Have a look at the following image: here we have a lot of noise in the lines and in the bars. The transcriptions will have problem to properly detect the bars in such a case.

Now use a gaussian blur filter with size 1.5 to 2.0, and you get the following:

Now use the color curve tool an remove about the top and bottom 10% of the input brightness range (look at the result, the optimal values depend on your input image):

and you get something like this (the stems should still be a close line):

Finally use an “unsharp mask” filter with standard deviation set to about 1.0 to regenerate a sharp image:

You see that now the noise is almost completely removed.

Enlarging Low Resolution Scans

[Contribution by Ram Kromberg]

This section describes how to pre-process low resolution sheet music scans before processing with Audiveris OMR.

When attempting to process low-resolution images with Audiveris, one may encounter warnings and/or identification errors.

It is possible to improve or even entirely overcome such obstacles using super-resolution processing software and services to enlarge the image before processing with Audiveris. e.g.

This document will detail an example using free, open-source software that is commonly distributed in Linux distributions. Alternatives for Macintosh and Windows will be mentioned as well.

Software Required

  1. waifu2x. For the enlargement.
  1. ImageMagick. For git-2-png conversion.

  2. wget. To download the example image.

  3. Audiveris OMR.

Step-by-step

  1. In this example we’ll be using the Icelandic national anthem as follows:
    wget "https://upload.wikimedia.org/wikipedia/commons/6/6c/Icelandic_national_anthem_sheet_music.gif"
    
  2. Since waifu2x-ncnn-vulkan can’t process gif files, we’ll convert the image to a png using ImageMagick’s convert executable:
    convert "is~.gif" 00.png
    
  3. Finally, we’ll enlarge the converted png:
    waifu2x-ncnn-vulkan -s 4 -i 00.png -o O4.png
    

Notes

  1. By default, waifu2x-ncnn-vulkan makes use of the GPU. It is possible to force the use of the CPU with the -g -1 flag and specify the use of more threads with the -j flag. e.g. 4 CPU threads: waifu2x-ncnn-vulkan -g -1 -j 2:4:4 -s 2 -i 00.png -o 04.png. Be advised even low-end GPUs will out-perform the CPU many times over.

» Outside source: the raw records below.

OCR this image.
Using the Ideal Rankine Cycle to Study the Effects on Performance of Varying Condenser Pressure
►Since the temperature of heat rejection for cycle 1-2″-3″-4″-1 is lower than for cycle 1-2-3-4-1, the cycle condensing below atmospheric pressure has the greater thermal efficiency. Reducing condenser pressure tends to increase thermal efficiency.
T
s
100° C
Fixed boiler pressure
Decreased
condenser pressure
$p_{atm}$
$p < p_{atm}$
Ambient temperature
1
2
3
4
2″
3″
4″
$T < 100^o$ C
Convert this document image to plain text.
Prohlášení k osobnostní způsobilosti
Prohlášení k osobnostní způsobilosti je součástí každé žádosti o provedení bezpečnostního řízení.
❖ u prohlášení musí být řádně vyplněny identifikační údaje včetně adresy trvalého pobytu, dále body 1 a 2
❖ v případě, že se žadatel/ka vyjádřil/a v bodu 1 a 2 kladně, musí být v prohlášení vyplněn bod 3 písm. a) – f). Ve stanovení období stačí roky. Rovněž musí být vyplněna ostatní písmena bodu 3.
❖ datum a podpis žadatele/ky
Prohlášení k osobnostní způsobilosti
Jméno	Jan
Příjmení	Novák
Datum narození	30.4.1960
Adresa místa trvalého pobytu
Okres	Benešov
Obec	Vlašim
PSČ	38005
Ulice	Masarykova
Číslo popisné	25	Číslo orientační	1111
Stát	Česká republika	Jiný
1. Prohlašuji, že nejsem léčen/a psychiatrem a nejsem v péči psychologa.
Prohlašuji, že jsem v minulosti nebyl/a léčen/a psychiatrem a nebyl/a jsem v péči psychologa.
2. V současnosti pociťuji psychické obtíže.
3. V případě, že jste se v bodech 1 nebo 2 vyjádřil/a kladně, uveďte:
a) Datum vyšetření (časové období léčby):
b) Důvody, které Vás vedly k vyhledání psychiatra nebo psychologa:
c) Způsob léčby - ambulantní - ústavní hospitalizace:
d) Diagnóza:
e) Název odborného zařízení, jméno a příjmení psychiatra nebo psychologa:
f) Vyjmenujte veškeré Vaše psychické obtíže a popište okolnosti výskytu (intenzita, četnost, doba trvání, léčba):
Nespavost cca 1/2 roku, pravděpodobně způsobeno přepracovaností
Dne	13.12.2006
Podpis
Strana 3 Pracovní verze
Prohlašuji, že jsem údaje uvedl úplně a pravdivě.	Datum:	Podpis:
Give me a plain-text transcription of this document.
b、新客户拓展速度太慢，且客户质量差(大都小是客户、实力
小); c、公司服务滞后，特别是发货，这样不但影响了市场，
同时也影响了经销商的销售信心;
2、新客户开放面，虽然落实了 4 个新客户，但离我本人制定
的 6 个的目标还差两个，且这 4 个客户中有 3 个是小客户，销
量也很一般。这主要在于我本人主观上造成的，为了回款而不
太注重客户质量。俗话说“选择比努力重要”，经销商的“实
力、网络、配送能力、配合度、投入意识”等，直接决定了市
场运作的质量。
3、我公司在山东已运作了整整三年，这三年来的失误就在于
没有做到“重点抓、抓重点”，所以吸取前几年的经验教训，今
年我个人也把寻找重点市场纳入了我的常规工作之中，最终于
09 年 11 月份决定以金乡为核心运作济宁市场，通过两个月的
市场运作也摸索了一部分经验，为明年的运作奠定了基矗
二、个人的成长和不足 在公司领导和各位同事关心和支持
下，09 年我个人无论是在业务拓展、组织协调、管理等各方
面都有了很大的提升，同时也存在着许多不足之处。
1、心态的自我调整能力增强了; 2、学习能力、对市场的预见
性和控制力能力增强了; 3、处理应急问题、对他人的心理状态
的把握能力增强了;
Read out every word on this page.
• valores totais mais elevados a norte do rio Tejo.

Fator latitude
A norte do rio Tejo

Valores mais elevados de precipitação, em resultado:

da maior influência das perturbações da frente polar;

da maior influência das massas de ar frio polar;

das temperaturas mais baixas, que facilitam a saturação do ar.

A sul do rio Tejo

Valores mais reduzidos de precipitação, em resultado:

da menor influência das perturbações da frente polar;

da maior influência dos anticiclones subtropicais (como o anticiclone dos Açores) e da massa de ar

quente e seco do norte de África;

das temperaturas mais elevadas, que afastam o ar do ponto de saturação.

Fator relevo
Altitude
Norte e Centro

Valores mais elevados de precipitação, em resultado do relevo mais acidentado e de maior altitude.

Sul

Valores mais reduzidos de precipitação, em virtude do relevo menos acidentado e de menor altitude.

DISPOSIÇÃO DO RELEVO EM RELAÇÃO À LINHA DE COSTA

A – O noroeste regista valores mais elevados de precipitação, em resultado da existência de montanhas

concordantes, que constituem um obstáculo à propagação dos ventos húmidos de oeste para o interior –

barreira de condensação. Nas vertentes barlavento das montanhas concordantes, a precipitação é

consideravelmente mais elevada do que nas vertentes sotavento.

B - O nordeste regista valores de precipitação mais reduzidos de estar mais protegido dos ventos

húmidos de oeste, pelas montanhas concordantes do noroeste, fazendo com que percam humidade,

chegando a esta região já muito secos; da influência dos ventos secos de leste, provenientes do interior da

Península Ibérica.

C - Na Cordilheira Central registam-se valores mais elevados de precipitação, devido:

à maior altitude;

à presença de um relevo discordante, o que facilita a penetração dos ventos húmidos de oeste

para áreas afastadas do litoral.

  2. In this example we were forced to override the default scaling to 4x using -s 4 to satisfy Audiveris requirements. There will be times when the default 2x would suffice. Other-times, 4x will prove too much as we’ll cross Audiveris’s maximum pixel capacity.

  3. When executed to scaling exceeding 2x, waifu2x-ncnn-vulkan will often terminate with Segmentation fault (core dumped) but would otherwise enlarge the images sufficiently well.

  4. waifu2x-ncnn-vulkan comes with denoising capabilities that can be used with or without scaling. That is, a severely degraded or poorly focused image may still be recoverable for OMR use as long as it is readable by humans.